Nigerian Workers Consider Strike as Minimum Wage Report Awaits Presidential Action


Organized Labour has announced plans to hold an emergency meeting to decide their next course of actions as the national minimum wage tripartite committee submits its report to President Bola Ahmed Tinubu.

Benson Upah, spokesperson for the Nigeria Labour Congress (NLC), disclosed this in an exclusive interview.

He stated that the outcome of the meeting will determine whether organized Labour will resume its strike action in the coming days.

According to Upah, “The appropriate organs of the two unions will meet, and once they do, whatever decision they make will be communicated to the public.”

However, he did not disclose the specific date for the meeting.

Following the Monday meeting of the minimum wage tripartite committee, the federal government proposed N62,000 as the minimum wage, while organized Labour insisted on N250,000.

The report includes minimum wage proposals of N57,000 from state governors and N62,000 from the organized private sector.

The Secretary to the Government of the Federation confirmed receiving the tripartite committee report on Monday.

Attention now turns to President Tinubu, who is expected to act on the report and submit an executive bill in the minimum wage to the National Assembly ahead of June 13. Nigeria’s Democracy Day celebrations.

Meanwhile, NKC President Joe Ajaero, speaking at the International Labour Conference in Geneva, Switzerland, ruled out resuming the strike on Tuesday.
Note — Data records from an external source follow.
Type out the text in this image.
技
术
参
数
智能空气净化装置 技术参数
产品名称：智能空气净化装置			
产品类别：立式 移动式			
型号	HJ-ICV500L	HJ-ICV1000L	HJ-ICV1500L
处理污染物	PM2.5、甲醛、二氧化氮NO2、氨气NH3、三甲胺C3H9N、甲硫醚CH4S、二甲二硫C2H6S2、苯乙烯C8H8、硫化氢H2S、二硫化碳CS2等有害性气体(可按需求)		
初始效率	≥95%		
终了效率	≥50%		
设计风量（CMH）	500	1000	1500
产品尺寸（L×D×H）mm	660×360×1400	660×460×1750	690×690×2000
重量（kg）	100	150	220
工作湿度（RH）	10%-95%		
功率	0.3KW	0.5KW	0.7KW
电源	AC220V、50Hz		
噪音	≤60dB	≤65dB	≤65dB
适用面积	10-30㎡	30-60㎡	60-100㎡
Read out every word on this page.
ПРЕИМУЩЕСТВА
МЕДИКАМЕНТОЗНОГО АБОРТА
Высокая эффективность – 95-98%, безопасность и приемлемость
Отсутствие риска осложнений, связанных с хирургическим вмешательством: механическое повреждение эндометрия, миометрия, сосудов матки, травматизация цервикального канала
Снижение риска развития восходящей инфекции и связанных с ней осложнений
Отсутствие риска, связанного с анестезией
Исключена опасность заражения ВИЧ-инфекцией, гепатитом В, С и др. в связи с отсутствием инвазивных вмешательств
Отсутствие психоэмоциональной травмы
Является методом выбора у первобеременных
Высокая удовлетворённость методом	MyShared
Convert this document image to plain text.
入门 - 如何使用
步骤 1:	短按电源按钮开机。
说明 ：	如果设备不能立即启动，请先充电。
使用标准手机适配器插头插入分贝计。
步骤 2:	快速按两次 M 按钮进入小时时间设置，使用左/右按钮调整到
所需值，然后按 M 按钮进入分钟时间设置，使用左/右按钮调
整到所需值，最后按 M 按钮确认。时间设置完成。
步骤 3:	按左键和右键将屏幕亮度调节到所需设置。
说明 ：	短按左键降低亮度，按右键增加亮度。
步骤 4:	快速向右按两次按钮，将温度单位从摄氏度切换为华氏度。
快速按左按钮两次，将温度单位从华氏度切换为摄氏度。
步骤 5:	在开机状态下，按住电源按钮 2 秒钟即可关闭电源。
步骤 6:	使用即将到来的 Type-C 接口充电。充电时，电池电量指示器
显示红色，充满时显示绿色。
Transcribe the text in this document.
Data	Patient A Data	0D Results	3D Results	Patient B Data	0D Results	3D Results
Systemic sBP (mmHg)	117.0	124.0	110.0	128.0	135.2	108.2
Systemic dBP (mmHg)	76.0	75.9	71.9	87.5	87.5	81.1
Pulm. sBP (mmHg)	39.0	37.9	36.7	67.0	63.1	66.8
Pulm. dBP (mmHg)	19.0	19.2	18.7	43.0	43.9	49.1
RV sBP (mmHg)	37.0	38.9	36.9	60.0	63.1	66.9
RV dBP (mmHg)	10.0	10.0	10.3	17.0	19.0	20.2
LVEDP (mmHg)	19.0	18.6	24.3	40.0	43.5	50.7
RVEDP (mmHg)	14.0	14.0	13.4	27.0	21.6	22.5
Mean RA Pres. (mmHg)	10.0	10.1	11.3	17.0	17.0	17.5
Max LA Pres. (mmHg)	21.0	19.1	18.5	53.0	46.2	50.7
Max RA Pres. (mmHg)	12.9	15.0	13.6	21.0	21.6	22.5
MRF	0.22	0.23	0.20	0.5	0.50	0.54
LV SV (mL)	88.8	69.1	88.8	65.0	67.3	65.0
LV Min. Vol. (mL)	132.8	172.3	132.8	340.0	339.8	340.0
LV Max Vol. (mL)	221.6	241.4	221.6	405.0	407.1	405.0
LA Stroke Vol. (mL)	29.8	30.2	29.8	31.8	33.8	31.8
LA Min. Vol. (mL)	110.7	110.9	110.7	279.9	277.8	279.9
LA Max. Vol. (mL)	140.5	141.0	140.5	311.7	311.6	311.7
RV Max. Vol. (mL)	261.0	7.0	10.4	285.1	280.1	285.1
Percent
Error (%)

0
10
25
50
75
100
He stated that organized Labour is waiting for Oresidebt Tinubu’s decision on the report submitted by the tripartite committee.

”We are waiting for the decision of the President. Our National Executive Council (NEC) will deliberate on the new figure when it is out,” he stated.

Recall that organized labour suspended last Monday’s indefinite strike, which had shut down the country’s economy for a week.

The federal government had previously proposed a minimum wage of N60,000 which organized Labour rejected. The new offer of N62,000 is only N2,000 more than the previous one. NLC President Joe Ajaero noted that the difference between the government’s N62,000 offer and labour’s proposed N25,000 minimum wage is substantial.